Uma vez encerrado o estágio de convivência e estando ambas as partes de acordo, é formalizada a adoção do menor. Não sendo mais possível desistir ou simplesmente devolver o menor, visto que a adoção torna-o filho e esta condição é irrevogável. Tal ação (devolução do filho adotivo) está sujeita a punição prevista no código civil.
Art. 186. Aquele que, por ação ou omissão voluntária, negligência ou imprudência, violar direito e causar dano a outrem, ainda que exclusivamente moral, comete ato ilícito.

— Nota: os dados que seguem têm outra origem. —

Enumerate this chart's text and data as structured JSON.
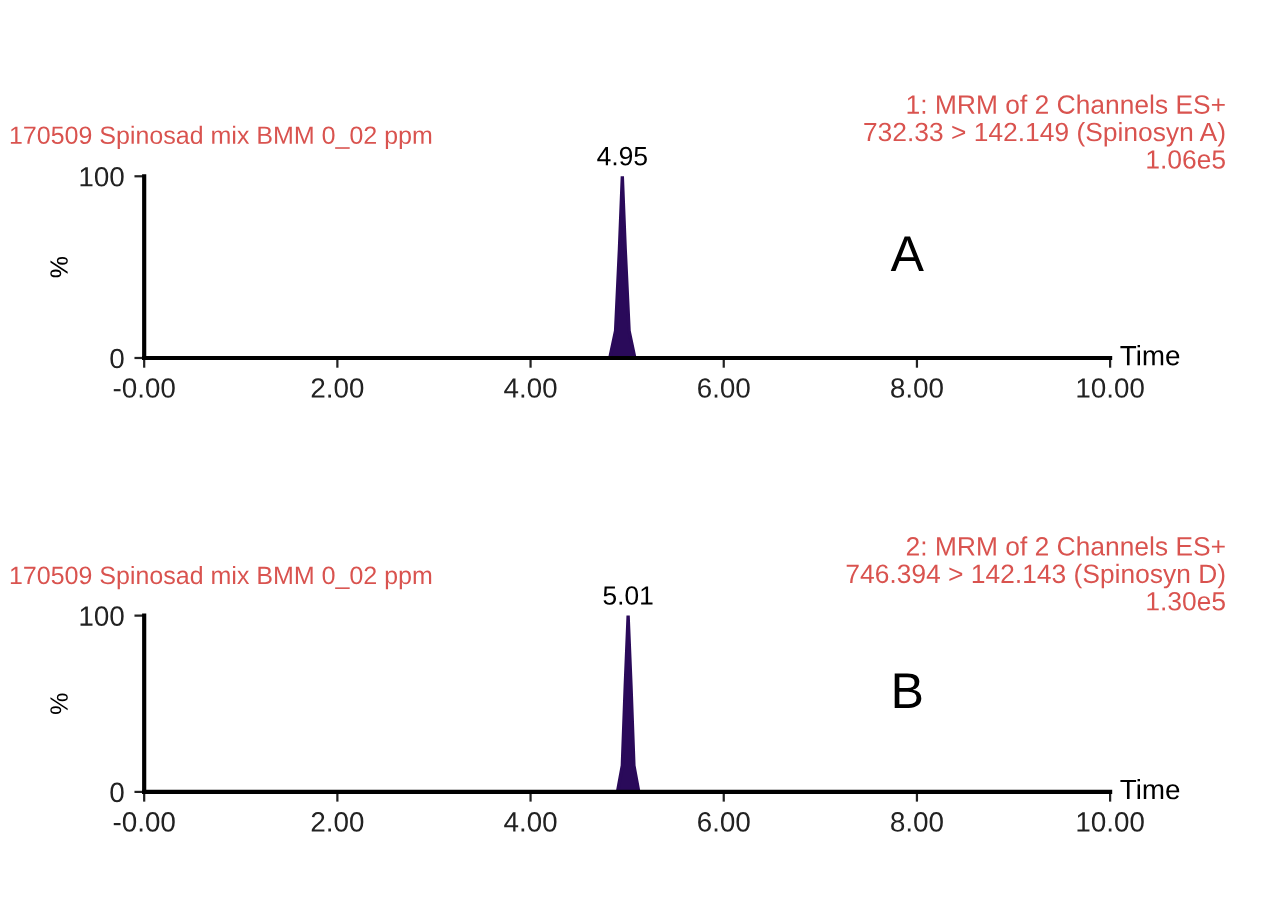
{
  "chart_data": [
    {
      "type": "area",
      "title": "170509 Spinosad mix BMM 0_02 ppm",
      "xlabel": "Time",
      "ylabel": "%",
      "annotations": [
        "1: MRM of 2 Channels ES+\n732.33 > 142.149 (Spinosyn A)\n1.06e5",
        "A",
        {
          "text": "4.95",
          "x": 4.95,
          "y": 100
        }
      ],
      "series": [
        {
          "color": "#2a0a5a",
          "x": [
            0,
            4.82,
            4.88,
            4.92,
            4.95,
            4.98,
            5.02,
            5.08,
            10
          ],
          "values": [
            0,
            0,
            15,
            60,
            100,
            60,
            15,
            0,
            0
          ]
        }
      ],
      "xlim": [
        0,
        10
      ],
      "xticks": [
        {
          "value": 0,
          "label": "-0.00"
        },
        {
          "value": 2,
          "label": "2.00"
        },
        {
          "value": 4,
          "label": "4.00"
        },
        {
          "value": 6,
          "label": "6.00"
        },
        {
          "value": 8,
          "label": "8.00"
        },
        {
          "value": 10,
          "label": "10.00"
        }
      ],
      "ylim": [
        0,
        100
      ],
      "yticks": [
        0,
        100
      ],
      "grid": false,
      "legend": false
    },
    {
      "type": "area",
      "title": "170509 Spinosad mix BMM 0_02 ppm",
      "xlabel": "Time",
      "ylabel": "%",
      "annotations": [
        "2: MRM of 2 Channels ES+\n746.394 > 142.143 (Spinosyn D)\n1.30e5",
        "B",
        {
          "text": "5.01",
          "x": 5.01,
          "y": 100
        }
      ],
      "series": [
        {
          "color": "#2a0a5a",
          "x": [
            0,
            4.9,
            4.95,
            4.98,
            5.01,
            5.04,
            5.07,
            5.12,
            10
          ],
          "values": [
            0,
            0,
            15,
            60,
            100,
            60,
            15,
            0,
            0
          ]
        }
      ],
      "xlim": [
        0,
        10
      ],
      "xticks": [
        {
          "value": 0,
          "label": "-0.00"
        },
        {
          "value": 2,
          "label": "2.00"
        },
        {
          "value": 4,
          "label": "4.00"
        },
        {
          "value": 6,
          "label": "6.00"
        },
        {
          "value": 8,
          "label": "8.00"
        },
        {
          "value": 10,
          "label": "10.00"
        }
      ],
      "ylim": [
        0,
        100
      ],
      "yticks": [
        0,
        100
      ],
      "grid": false,
      "legend": false
    }
  ]
}
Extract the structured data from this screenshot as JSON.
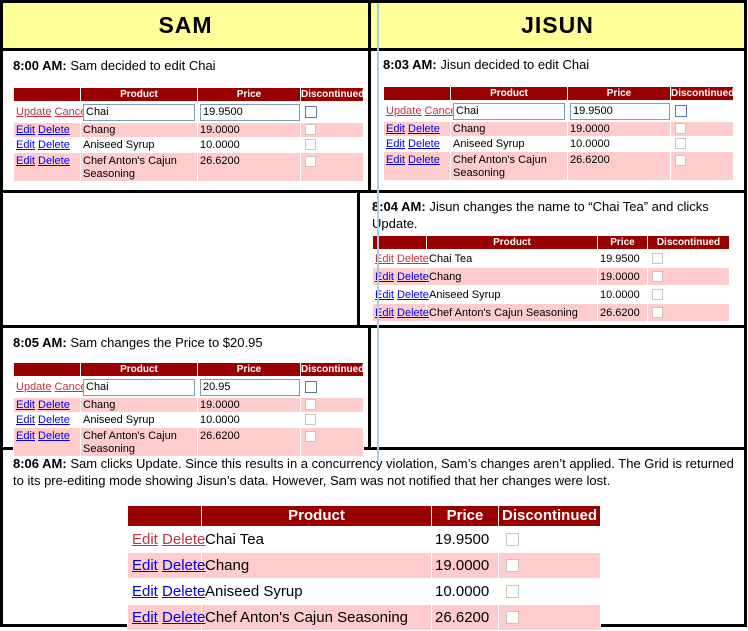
{
  "columns": {
    "left_title": "SAM",
    "right_title": "JISUN"
  },
  "grid": {
    "headers": {
      "actions": "",
      "product": "Product",
      "price": "Price",
      "discontinued": "Discontinued"
    },
    "links": {
      "edit": "Edit",
      "delete": "Delete",
      "update": "Update",
      "cancel": "Cancel"
    }
  },
  "products": {
    "chai_tea": {
      "name": "Chai Tea",
      "price": "19.9500"
    },
    "chang": {
      "name": "Chang",
      "price": "19.0000"
    },
    "aniseed": {
      "name": "Aniseed Syrup",
      "price": "10.0000"
    },
    "chef": {
      "name": "Chef Anton's Cajun Seasoning",
      "price": "26.6200"
    }
  },
  "events": {
    "sam_800": {
      "time": "8:00 AM:",
      "desc": " Sam decided to edit Chai",
      "edit_name": "Chai",
      "edit_price": "19.9500"
    },
    "jisun_803": {
      "time": "8:03 AM:",
      "desc": " Jisun decided to edit Chai",
      "edit_name": "Chai",
      "edit_price": "19.9500"
    },
    "jisun_804": {
      "time": "8:04 AM:",
      "desc": " Jisun changes the name to “Chai Tea” and clicks Update."
    },
    "sam_805": {
      "time": "8:05 AM:",
      "desc": " Sam changes the Price to $20.95",
      "edit_name": "Chai",
      "edit_price": "20.95"
    },
    "final_806": {
      "time": "8:06 AM:",
      "desc": " Sam clicks Update. Since this results in a concurrency violation, Sam’s changes aren’t applied. The Grid is returned to its pre-editing mode showing Jisun’s data. However, Sam was not notified that her changes were lost."
    }
  },
  "colors": {
    "panel_header_bg": "#ffff99",
    "grid_header_bg": "#990000",
    "alt_row_bg": "#ffcccc",
    "link_blue": "#0000ee",
    "link_red": "#c2333f"
  }
}
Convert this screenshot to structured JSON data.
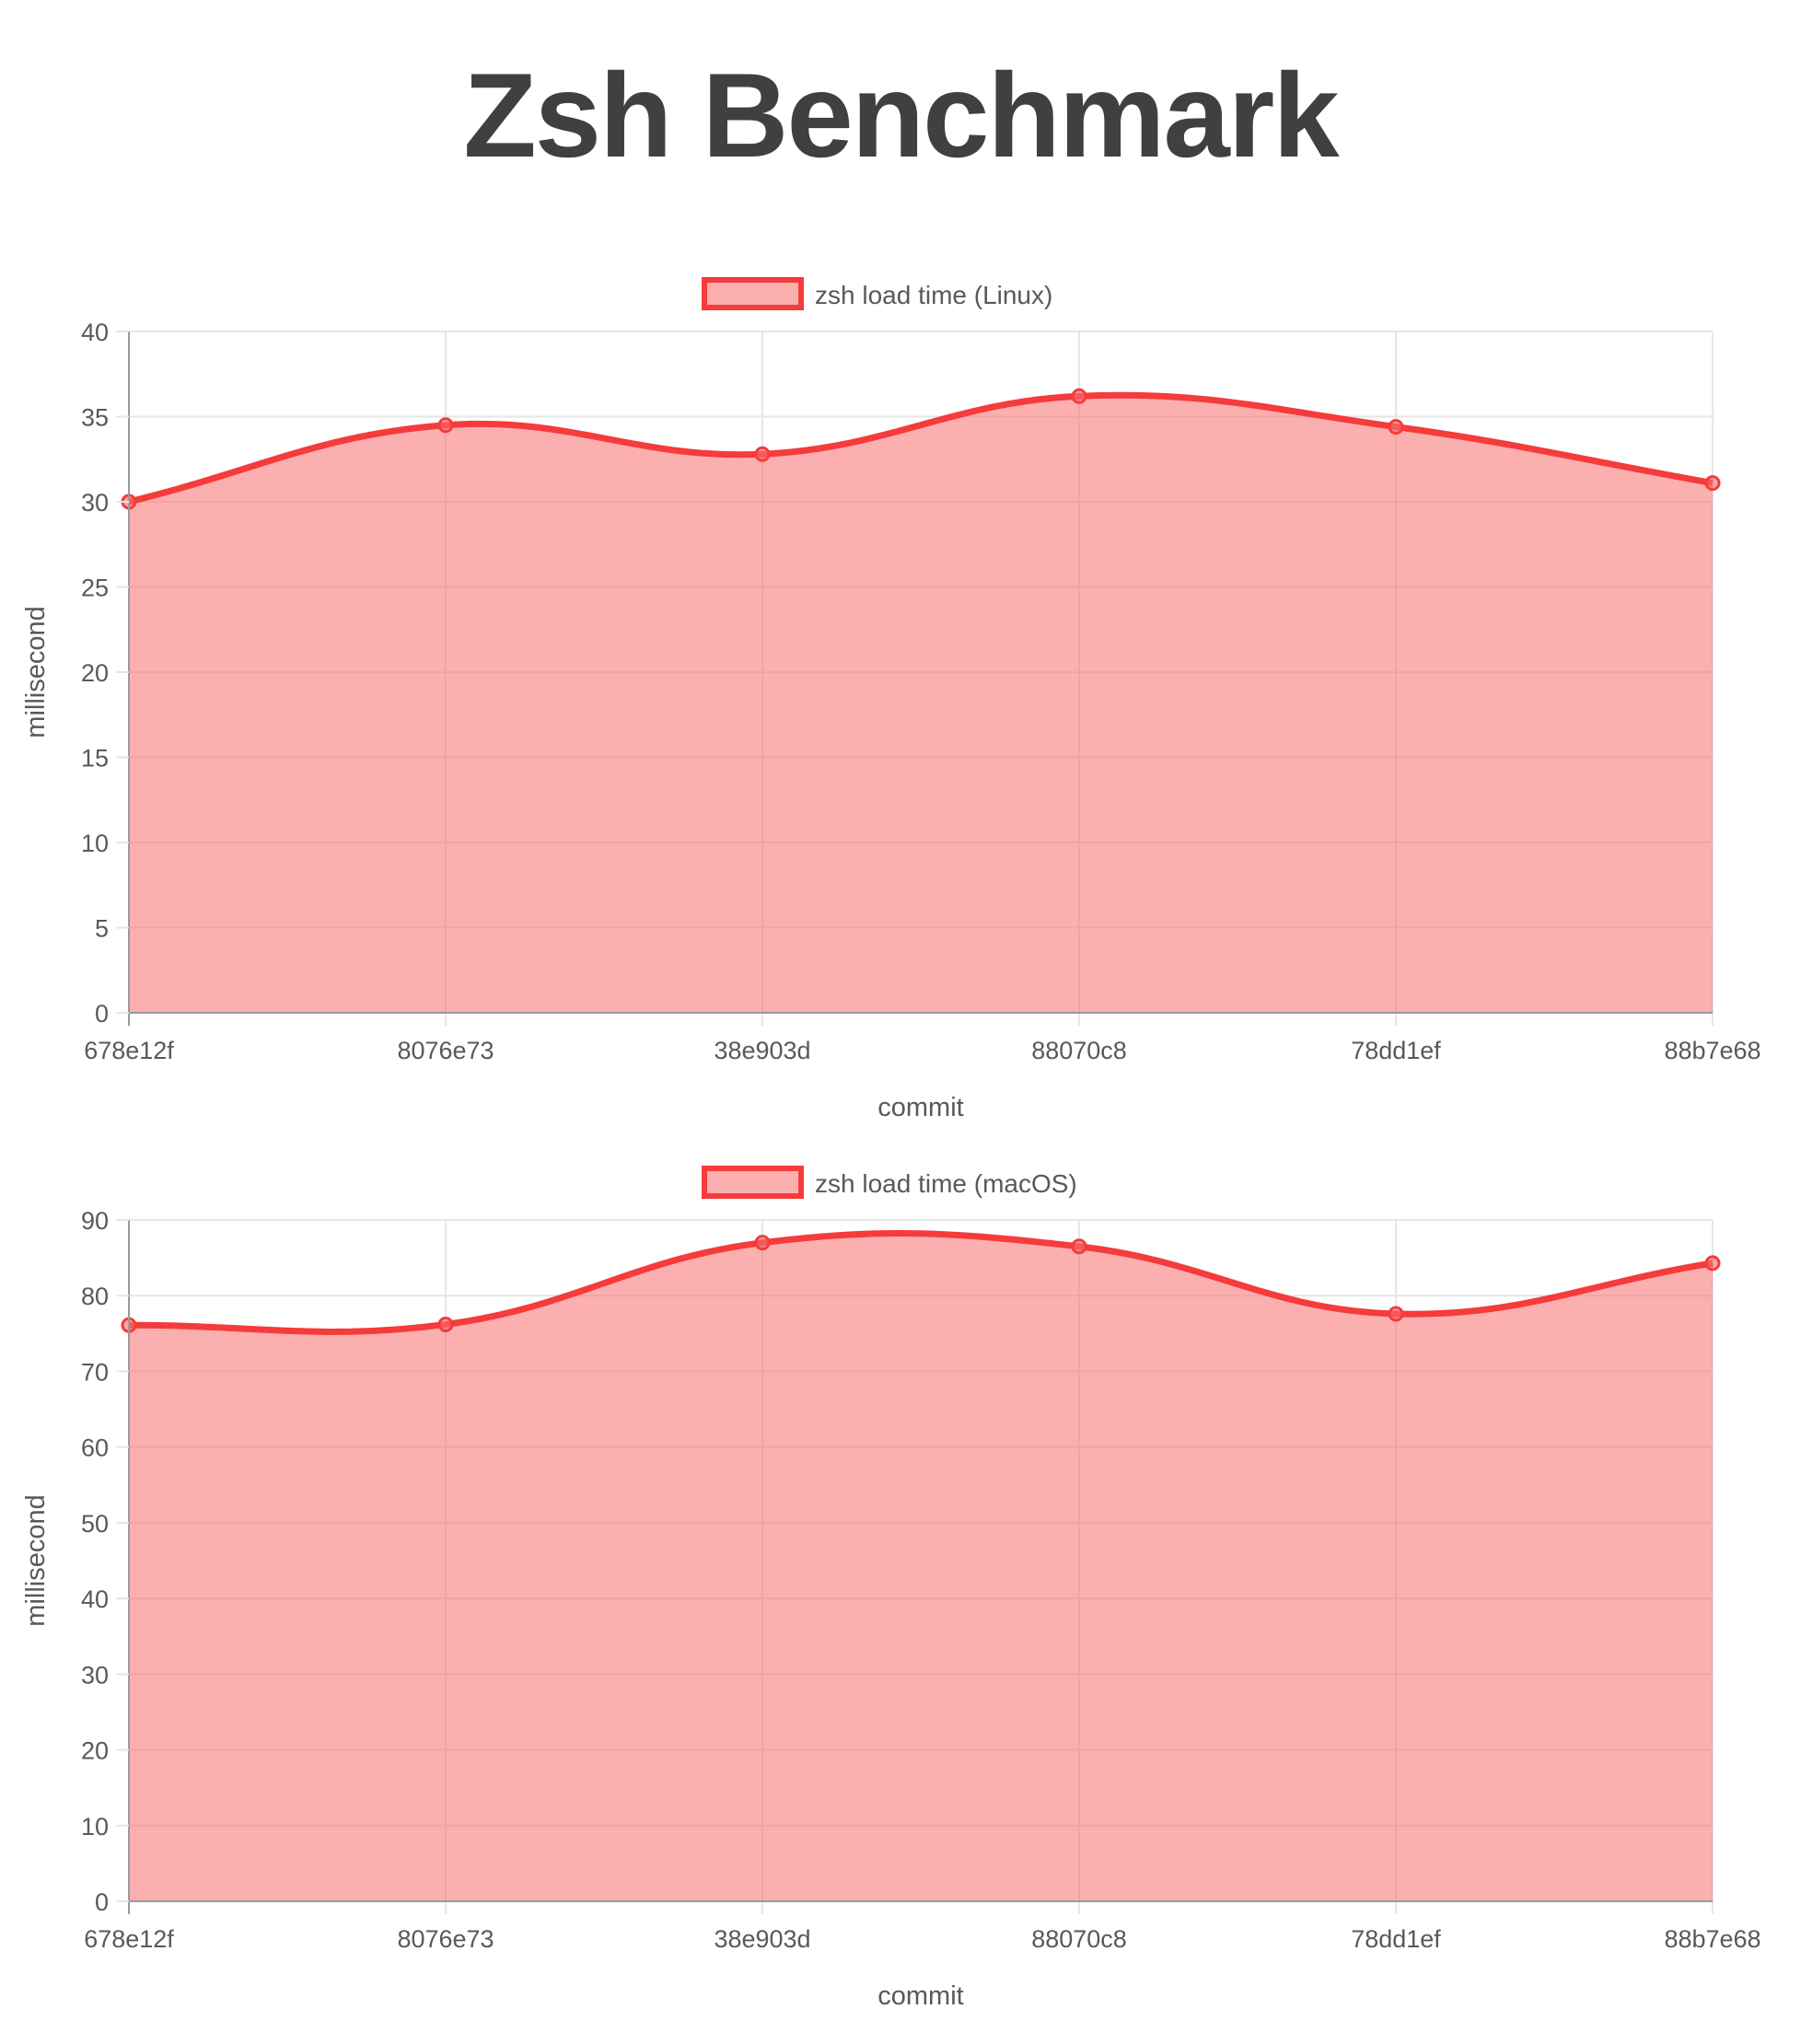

Art. 187. Também comete ato ilícito o titular de um direito que, ao exercê-lo, excede manifestamente os limites impostos pelo seu fim econômico ou social, pela boa-fé ou pelos bons costumes.
Art. 927. Aquele que, por ato ilícito, causar dano a outrem, fica obrigado a repará-lo. Parágrafo único. Haverá obrigação de reparar o dano, independentemente de culpa, nos casos especificados em lei, ou quando a atividade normalmente desenvolvida pelo autor do dano implicar, por sua natureza, risco para os direitos de outrem. (BRASIL. Código Civil, 2002).
Portanto, aquele que injustificada e inescrupulosamente devolve uma criança adotada comete ato ilícito e submete-se a pena de reparação por dano moral. Vale salientar que nenhuma reparação financeira reparará a moral, o orgulho e a dignidade da criança/adolescente que foi rejeitada novamente.